The restaurant began its life in 1936 as Lewnes, named to resonate with the largely Irish community where it was set. At first just an ice cream parlor, Lewnes evolved first into a luncheonette, and then, with the safe return of Gus’ father Tom from his service in the Philippines, evolved once more, into Tom’s. Gus finished school and was drafted around 1960 (presumably for the Bay of Pigs invasion). He never saw action but was stationed in Colorado Springs, where saw action of a different sort: it was there he met Nonie, his future wife, whose family had settled amid a Greek community in Pueblo Colorado. They met at St. John’s (or Ioannis) church in Colorado, and it is to Colorado that they will soon depart again.

 

One of the defining moments of the restaurant, and of Brooklyn, were the disruptions that followed on the assassination of Martin Luther King, on April 4, 1968. Gus recalled that on that or the following day there was news of looting and disturbances throughout the area.
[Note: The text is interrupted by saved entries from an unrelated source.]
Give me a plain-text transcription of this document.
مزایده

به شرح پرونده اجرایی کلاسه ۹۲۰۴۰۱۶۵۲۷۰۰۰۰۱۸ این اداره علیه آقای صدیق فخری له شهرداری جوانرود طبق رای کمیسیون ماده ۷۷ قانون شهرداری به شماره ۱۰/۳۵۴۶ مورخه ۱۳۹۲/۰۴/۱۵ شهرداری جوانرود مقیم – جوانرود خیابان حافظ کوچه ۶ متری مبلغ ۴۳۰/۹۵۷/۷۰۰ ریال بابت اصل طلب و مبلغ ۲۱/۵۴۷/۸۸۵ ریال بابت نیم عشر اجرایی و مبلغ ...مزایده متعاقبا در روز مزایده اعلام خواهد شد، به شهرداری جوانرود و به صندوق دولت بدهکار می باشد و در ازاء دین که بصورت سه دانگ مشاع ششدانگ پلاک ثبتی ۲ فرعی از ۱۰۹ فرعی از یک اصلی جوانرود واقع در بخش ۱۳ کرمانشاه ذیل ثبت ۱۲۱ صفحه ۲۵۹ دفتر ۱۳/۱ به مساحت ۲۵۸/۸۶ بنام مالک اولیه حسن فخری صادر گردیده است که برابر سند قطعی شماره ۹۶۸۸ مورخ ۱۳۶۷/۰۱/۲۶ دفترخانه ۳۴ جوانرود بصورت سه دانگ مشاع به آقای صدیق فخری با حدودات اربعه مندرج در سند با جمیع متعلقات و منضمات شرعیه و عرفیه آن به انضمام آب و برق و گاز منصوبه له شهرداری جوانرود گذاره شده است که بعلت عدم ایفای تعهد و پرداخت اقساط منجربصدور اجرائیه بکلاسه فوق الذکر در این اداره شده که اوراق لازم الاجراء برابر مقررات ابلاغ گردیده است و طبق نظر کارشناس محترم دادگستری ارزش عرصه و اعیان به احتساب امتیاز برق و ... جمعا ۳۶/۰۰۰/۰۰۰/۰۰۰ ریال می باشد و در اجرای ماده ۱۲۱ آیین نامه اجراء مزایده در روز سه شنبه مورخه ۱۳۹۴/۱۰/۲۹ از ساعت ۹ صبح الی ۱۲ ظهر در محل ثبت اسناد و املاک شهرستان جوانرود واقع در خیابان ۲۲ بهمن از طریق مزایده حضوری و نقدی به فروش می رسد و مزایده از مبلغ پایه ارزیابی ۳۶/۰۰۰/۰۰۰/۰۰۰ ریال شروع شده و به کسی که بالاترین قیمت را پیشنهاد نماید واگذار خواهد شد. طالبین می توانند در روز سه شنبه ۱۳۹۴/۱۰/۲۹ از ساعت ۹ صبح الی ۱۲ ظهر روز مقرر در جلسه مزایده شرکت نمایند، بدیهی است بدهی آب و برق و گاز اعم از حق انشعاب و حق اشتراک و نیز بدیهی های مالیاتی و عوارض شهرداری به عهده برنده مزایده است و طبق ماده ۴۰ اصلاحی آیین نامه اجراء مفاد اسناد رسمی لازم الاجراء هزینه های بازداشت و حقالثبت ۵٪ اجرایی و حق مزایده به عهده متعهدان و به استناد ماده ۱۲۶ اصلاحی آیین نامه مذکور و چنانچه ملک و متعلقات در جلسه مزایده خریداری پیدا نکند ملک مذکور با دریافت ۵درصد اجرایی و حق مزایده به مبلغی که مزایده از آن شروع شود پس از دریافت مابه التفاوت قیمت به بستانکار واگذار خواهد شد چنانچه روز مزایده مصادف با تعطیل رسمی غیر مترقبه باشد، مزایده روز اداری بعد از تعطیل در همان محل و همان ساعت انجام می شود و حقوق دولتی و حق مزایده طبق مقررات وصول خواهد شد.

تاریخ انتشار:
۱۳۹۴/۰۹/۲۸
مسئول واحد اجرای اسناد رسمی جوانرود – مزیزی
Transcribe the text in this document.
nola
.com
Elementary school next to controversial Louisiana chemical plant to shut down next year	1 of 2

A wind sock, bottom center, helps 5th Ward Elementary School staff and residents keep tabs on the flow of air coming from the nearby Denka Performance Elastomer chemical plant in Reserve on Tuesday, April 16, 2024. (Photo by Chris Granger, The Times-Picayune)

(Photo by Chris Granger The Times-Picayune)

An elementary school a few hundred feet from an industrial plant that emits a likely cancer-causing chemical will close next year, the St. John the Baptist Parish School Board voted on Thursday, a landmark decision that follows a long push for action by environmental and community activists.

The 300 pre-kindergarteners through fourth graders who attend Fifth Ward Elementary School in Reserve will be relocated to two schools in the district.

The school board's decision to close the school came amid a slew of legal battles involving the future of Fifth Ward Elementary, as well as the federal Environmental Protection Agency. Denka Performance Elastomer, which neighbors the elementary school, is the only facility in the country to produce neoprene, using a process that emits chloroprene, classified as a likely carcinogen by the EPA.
But that around 5:00 pm that day, a human chain was formed around the restaurant, with patrons of all colors locking hands or elbows, to pre-empt any harm would be visited on that warm, neighborhood establishment. In the wake of the riots, the neighborhood turned for the worse—many other shops moved away, along with their clientele. But Tom’s remained, and changed with its surroundings.

 

Then, in the 1970s, Gus noticed a new patron who showed up several days in a row, a reporter for the Daily News, who wanted to write up the restaurant for the paper. Since then the popularity of the restaurant grew well beyond the ambit of the locals who always loved the atmosphere, the food, and the local color. And today, with the Brooklyn renaissance continuing in full swing, we should acknowledge the role of Gus and the restaurant as an anchor for the neighborhood and the new Brooklyn ship of state.

 

It’s true that this Tom’s is not the inspiration of Suzanne Vega’s “Tom’s Diner.” But it IS the site of the diner in Jeffrey Eugenides’ Pulitzer Prize winning novel Middlesex. And when Eugenides was asked to be interviewed, the reporter asked to meet him at the Waldorf. Eugenides said no, meet me at Tom’s.

 

Gus was involved in the restaurant most of his life, though he only ran it himself for the last 25 or so years. It already had much of its history when he took it over—the décor, the classic coca cola sign, the lime rickey and egg cream. But Gus gave the restaurant its service ethos, its sensibility and its human charm. This tribute is but a small token of recognition for the role he played in the neighborhood and in the lunchtime (or brunchtime) lives of so many of his beloved patrons. We will miss you, Gus.